Anyone know of anyone to be laid off then subsequently rehired a year or two later?
6 replies (most recent on top)
Would you really want to work for a company who just laid you off? They will do it again. If you get a chance to go back, do it as contract and work your connections to land more contract gigs. Don't let them control you if you have a unique skill that they want and only you can provide it.
Yes, I’ve seen it happen.
I recall another situation where a person was laid off in 2015 but she was hired back on 5 months later because the other person in her department decided to part ways from MRO. But she left 5 months prior April 2020 lay-off to work for another company.
So yes there have been circumstances where an individual did not have to wait for a year to return.
Yep, contract workers are cheaper.... but a sustainable model, good luck
I know of this occurring before, a person was laid off in the 2015 lay-off then then they were rehired (unknown timeframe between) but only to be laid off again on this last round in April.
Sorry to be negative, but this won’t happen (with the possible exception of hard to staff field offices like dickinson).

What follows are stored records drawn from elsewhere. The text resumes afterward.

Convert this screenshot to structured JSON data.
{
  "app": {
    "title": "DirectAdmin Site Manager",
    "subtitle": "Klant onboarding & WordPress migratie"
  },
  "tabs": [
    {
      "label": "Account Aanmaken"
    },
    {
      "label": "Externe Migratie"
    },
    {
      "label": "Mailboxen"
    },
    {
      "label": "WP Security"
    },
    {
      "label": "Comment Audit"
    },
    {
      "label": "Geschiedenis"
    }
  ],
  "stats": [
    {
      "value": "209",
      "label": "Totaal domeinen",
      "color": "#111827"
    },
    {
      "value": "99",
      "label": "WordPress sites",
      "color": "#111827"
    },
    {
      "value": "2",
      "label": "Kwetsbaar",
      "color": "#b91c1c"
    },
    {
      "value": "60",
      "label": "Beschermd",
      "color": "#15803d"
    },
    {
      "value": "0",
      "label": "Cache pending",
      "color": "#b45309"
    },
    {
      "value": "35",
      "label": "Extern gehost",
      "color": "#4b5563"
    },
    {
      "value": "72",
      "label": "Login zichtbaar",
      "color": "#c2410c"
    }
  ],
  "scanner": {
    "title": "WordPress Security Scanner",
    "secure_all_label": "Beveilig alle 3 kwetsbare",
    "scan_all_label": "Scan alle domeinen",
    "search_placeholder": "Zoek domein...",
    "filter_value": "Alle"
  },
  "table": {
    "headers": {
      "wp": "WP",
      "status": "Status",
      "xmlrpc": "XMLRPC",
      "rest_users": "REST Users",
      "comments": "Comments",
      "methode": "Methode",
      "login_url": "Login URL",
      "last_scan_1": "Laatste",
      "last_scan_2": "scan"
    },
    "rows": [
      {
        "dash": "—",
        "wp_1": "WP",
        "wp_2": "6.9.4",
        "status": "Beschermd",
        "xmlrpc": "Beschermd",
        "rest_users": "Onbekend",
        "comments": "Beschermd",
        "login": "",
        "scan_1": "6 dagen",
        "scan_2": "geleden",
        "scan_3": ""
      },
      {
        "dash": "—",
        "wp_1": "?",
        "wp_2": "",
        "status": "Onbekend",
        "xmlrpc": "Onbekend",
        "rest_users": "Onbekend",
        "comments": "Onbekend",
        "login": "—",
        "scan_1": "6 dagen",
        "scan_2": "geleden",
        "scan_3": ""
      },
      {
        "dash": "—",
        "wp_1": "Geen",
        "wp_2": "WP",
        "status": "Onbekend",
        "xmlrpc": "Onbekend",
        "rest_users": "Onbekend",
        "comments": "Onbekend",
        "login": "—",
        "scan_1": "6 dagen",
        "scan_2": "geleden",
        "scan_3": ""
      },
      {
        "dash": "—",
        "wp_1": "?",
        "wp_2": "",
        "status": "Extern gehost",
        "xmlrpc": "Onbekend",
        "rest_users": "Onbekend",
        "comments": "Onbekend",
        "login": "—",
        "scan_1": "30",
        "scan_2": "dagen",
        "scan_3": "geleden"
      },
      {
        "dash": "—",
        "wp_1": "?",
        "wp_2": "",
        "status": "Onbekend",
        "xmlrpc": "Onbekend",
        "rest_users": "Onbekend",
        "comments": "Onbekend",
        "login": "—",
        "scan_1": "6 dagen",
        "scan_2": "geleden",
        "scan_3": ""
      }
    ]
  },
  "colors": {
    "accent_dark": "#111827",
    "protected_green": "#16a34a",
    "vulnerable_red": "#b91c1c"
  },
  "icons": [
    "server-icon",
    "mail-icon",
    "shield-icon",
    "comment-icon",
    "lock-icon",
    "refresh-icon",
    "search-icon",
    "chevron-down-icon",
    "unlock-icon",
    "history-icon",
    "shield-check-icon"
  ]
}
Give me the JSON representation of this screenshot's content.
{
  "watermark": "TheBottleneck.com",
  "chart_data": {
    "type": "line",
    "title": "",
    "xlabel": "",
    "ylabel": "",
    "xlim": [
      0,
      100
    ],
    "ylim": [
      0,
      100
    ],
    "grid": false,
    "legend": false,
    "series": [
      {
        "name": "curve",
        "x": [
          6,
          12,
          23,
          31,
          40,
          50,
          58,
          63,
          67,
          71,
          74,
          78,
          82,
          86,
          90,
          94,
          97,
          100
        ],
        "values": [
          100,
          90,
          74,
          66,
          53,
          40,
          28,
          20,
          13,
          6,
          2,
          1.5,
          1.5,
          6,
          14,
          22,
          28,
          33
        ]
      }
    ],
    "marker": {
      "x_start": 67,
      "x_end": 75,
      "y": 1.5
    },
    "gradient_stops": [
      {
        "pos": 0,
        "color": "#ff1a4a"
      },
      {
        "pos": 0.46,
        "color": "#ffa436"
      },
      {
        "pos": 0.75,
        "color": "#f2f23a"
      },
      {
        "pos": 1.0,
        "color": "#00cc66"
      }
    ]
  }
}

The current view of the company execs is that they want more people from outside the company. If a future rebound in activity results in increased hiring they will go outside the company. The VP of HR describes her staffing model as “Build, Buy, Borrow and Bounce”, with the terms defined as follows:
Build - hiring early career people and training/developing them.
Buy - hiring fully mature employees from outside the company “ready to hit the ground running”.
Borrow - short term hiring, consultants or temp agencies.
Bounce - forcing employee exits from the company.
The current executive philosophy favors the bounce and buy model. The execs want to “bounce” older employees, pre-Tillman employees, etc. so that they can “buy” replacement employees stamped in their own mold.
So, with few and very rare exceptions, once you are “bounced” you won’t be returning.